Congress’s power to determine the elections, returns, and qualifications of its own members is an essential component of institutional control. Congress, and not a court, is the “sole” arbiter of who has won an election.

Courts often assist in litigation surrounding recount contests. In the Supreme Court’s 1972 decision in Roudebush v. Hartke, a closely-contested Senate election went to a recount. The Court held that state courts could facilitate a recount, as long as they did not prevent the Senate from “independently evaluating the election,” as the Senate “is free to accept or reject the apparent winner in either count, and, if it chooses, to conduct its own recount.”

Congress often defers to a state’s certified outcome of a contest, like deference to the result of the 2008 election between Norm Coleman and Al Franken that languished in state court for months. But Congress does engage in its own investigation in some elections, like its investigation, and ultimately its dismissal, of a challenge out of a Florida congressional election in 2006. Congress can look at the ballots, the voting equipment, and the evidence of who won=.

In a presidential election, Congress is vested with the power to count the electoral votes, and that power, I think, includes a robust power to decide whether to count votes and which votes to count. (Others admittedly might disagree about this scope.) It hasn’t rejected votes since 1872 in the height of Reconstruction. It hasn’t had to choose among electoral votes since 1960, when Hawaii sent multiple slates of electors to Congress. In recent years, members of Congress have raised objections about electoral votes in Florida in 2000, Ohio in 2004, and myriad states in 2016. No objection made it very far.

When a state sends Congress one set of electoral votes, Congress has the choice of accepting or rejecting those votes. Congress can’t replace those votes or substitute its own slate of electors.

Which brings us to Pennsylvania and Minnesota. Litigation has prompted those states to set aside ballots received after Election Day but before a later deadline prompted by litigation. These ballots will be ripe for challenges after Election Day in a closely-contested election. And two principles are at work here.

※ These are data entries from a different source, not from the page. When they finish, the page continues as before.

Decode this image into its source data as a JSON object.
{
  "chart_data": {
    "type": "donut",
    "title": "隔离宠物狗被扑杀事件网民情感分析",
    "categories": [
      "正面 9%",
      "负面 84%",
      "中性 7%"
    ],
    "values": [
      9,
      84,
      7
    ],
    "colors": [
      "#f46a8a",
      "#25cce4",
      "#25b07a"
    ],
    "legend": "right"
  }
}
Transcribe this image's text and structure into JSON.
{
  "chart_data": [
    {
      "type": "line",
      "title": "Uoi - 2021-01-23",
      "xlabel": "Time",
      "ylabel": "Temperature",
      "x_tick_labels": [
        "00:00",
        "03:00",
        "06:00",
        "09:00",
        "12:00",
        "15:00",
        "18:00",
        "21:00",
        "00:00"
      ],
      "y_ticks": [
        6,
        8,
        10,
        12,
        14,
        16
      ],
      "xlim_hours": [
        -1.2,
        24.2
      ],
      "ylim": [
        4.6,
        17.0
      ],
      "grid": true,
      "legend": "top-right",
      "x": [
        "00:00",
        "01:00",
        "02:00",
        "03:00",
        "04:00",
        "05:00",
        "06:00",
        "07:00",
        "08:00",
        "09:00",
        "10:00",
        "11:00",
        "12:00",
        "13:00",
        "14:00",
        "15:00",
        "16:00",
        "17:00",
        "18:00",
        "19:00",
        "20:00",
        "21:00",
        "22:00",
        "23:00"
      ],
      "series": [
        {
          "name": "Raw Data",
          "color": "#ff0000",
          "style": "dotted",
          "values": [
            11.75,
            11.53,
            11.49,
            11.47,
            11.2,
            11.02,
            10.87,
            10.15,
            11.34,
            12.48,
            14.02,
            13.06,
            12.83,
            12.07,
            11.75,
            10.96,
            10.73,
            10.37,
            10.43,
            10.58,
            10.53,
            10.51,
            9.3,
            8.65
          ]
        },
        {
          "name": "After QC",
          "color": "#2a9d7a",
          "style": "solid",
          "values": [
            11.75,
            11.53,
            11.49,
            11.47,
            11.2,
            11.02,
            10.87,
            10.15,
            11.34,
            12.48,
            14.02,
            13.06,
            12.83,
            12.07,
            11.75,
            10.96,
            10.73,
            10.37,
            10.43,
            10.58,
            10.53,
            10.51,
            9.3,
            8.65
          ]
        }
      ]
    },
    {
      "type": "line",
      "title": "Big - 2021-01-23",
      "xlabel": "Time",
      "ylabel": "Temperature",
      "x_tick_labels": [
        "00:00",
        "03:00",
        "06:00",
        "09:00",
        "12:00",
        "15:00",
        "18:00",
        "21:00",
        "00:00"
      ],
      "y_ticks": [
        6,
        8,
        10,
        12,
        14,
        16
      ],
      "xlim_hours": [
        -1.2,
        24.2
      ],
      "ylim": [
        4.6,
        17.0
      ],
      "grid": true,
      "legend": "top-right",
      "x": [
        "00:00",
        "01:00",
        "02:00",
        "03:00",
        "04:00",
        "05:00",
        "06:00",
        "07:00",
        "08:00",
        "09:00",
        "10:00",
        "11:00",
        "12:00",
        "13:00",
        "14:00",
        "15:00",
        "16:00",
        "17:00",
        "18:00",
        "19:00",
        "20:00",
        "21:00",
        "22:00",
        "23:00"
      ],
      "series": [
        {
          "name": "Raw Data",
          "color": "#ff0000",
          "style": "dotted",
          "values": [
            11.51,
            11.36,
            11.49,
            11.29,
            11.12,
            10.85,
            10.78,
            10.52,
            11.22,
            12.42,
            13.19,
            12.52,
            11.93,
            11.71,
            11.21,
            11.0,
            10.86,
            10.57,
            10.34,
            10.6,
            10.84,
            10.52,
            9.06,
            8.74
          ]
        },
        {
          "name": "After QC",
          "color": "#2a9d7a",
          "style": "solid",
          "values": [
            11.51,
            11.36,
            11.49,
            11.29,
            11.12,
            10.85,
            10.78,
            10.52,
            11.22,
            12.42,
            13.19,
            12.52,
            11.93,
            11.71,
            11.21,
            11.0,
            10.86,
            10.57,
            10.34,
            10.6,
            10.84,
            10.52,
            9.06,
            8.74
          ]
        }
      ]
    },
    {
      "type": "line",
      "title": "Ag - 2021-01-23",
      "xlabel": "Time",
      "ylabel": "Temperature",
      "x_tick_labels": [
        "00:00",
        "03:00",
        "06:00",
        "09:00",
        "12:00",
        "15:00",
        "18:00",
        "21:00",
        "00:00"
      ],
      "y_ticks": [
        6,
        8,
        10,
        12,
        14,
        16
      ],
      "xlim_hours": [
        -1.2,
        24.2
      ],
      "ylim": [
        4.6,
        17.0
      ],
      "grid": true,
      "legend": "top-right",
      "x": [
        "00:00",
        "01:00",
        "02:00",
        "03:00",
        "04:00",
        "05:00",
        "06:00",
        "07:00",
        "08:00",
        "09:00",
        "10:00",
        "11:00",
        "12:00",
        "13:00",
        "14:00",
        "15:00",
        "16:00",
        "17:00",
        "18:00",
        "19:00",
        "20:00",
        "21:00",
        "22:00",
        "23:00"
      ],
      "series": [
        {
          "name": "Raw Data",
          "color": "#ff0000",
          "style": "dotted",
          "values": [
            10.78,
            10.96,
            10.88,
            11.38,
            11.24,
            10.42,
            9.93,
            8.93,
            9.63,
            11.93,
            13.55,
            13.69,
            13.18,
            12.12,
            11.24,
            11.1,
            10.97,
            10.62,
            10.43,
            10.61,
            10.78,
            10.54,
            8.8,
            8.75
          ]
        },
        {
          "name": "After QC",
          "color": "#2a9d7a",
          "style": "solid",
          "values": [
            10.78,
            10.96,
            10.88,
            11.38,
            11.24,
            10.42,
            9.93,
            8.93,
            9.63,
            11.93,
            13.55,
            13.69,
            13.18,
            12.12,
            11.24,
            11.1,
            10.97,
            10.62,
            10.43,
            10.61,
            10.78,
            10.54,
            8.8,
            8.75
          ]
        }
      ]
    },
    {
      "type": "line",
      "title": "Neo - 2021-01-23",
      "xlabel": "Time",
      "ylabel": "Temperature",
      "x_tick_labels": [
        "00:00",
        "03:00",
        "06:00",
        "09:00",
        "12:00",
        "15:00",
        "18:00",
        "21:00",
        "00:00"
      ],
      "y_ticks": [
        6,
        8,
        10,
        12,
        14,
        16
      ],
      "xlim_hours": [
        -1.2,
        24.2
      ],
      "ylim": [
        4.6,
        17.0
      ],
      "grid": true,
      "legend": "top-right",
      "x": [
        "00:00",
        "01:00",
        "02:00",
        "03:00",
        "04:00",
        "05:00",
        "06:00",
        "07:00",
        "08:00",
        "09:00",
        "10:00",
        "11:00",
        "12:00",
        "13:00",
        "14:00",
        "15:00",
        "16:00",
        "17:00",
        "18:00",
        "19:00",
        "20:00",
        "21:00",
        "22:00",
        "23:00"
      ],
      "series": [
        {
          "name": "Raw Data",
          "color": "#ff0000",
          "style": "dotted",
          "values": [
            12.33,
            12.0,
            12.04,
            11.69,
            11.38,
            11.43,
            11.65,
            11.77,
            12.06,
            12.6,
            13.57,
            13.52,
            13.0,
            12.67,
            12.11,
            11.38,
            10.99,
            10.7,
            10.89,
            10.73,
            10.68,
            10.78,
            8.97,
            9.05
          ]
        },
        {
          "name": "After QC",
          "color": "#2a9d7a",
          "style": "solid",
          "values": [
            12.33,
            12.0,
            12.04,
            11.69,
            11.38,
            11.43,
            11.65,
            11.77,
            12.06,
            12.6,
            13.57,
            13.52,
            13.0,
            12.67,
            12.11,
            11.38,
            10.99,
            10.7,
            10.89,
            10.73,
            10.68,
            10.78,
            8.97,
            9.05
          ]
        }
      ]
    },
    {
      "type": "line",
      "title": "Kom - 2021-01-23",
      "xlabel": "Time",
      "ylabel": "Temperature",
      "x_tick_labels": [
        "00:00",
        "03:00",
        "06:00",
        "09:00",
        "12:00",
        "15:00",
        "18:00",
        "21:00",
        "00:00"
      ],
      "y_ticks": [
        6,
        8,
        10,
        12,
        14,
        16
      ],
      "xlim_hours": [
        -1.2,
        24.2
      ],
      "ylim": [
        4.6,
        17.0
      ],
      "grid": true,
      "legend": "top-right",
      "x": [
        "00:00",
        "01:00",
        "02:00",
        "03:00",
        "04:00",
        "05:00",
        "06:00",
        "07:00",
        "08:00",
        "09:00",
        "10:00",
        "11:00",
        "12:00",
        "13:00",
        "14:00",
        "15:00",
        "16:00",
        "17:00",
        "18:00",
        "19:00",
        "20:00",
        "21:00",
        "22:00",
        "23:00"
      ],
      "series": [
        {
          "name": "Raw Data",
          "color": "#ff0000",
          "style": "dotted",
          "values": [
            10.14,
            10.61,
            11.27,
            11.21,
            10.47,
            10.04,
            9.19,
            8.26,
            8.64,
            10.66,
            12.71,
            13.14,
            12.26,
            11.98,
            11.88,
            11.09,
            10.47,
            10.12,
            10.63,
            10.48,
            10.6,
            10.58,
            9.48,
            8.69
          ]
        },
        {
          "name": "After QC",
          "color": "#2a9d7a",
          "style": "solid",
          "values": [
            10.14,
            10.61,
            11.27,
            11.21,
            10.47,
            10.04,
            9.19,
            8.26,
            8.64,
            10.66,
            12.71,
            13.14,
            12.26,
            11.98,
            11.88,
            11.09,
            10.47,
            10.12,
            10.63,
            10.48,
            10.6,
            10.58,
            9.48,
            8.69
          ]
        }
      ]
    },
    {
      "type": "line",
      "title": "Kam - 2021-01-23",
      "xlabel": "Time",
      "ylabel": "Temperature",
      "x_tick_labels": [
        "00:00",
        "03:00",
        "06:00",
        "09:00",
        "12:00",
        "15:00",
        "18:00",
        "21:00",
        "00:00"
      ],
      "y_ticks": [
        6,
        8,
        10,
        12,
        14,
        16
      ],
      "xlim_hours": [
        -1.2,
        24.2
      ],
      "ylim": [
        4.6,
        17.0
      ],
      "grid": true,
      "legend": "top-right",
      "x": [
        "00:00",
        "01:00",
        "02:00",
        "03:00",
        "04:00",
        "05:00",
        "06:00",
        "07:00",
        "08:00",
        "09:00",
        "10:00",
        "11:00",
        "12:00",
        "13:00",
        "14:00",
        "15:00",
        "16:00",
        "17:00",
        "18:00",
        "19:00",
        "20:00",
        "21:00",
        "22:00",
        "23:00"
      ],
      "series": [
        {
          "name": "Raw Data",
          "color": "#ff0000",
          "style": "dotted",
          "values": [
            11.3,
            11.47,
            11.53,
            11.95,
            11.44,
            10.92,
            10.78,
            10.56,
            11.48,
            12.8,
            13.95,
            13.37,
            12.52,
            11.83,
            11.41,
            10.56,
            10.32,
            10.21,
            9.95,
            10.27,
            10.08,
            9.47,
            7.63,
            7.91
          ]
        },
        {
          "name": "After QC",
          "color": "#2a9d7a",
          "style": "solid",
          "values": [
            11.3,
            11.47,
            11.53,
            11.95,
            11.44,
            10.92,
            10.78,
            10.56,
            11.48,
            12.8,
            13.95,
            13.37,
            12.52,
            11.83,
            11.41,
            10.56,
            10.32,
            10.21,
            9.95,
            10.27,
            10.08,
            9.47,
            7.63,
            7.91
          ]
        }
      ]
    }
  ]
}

First, Congress must be able to discern which candidate received more votes. Consistent with Roudebush—admittedly, a congressional election case—decisions to separate disputed ballots from the rest allow Congress the independent opportunity to determine a winner. A court order commingling these ballots would make it more difficult, if not impossible, for Congress to assess the election results.

Second, in the event there is a non-frivolous case that the election outcome would change if the disputed batch of ballots was counted or excluded, a state may want to ensure it has two slates of electors cast votes so that Congress can choose the right one. It’s not an ideal solution, but it’s the consequence of extensive and late-breaking litigation yielding uncertainty, and a solution that may be necessary.

The state can offer one formal certified total of the popular vote and select the winning slate of electors based on that total. Those electors vote December 14 and send their results to Congress to count January 6. Congress has the power to count—and in counting, it can ignore what courts have done.

If there’s only one slate, and Congress think a court got it wrong, Congress’s only option is to reject that slate of electors. It can’t pick a different winner.

It isn’t terribly different from Bush v. Gore. Congress could reject Florida’s electors, but it had no power to choose a different slate. It’s a weakness in the Electoral Count Act. It incentivizes states in contested elections to submit multiple slates of electors so that Congress can pick among them. And if there is an election contest but only one set of electors, Congress’s only choice is to accept or reject—and in rejecting, effectively deny the state’s voters representation in the Electoral College.

I don’t have easy answers in these scenarios. It might be that the margins will be wide enough, the disputes over these late-arriving ballots won’t materialize, or the disputed ballots won’t change the result. But I’m watching the litigation after Election Day to see whether this particular procedural posture motivates some states to submit multiple slates of electors.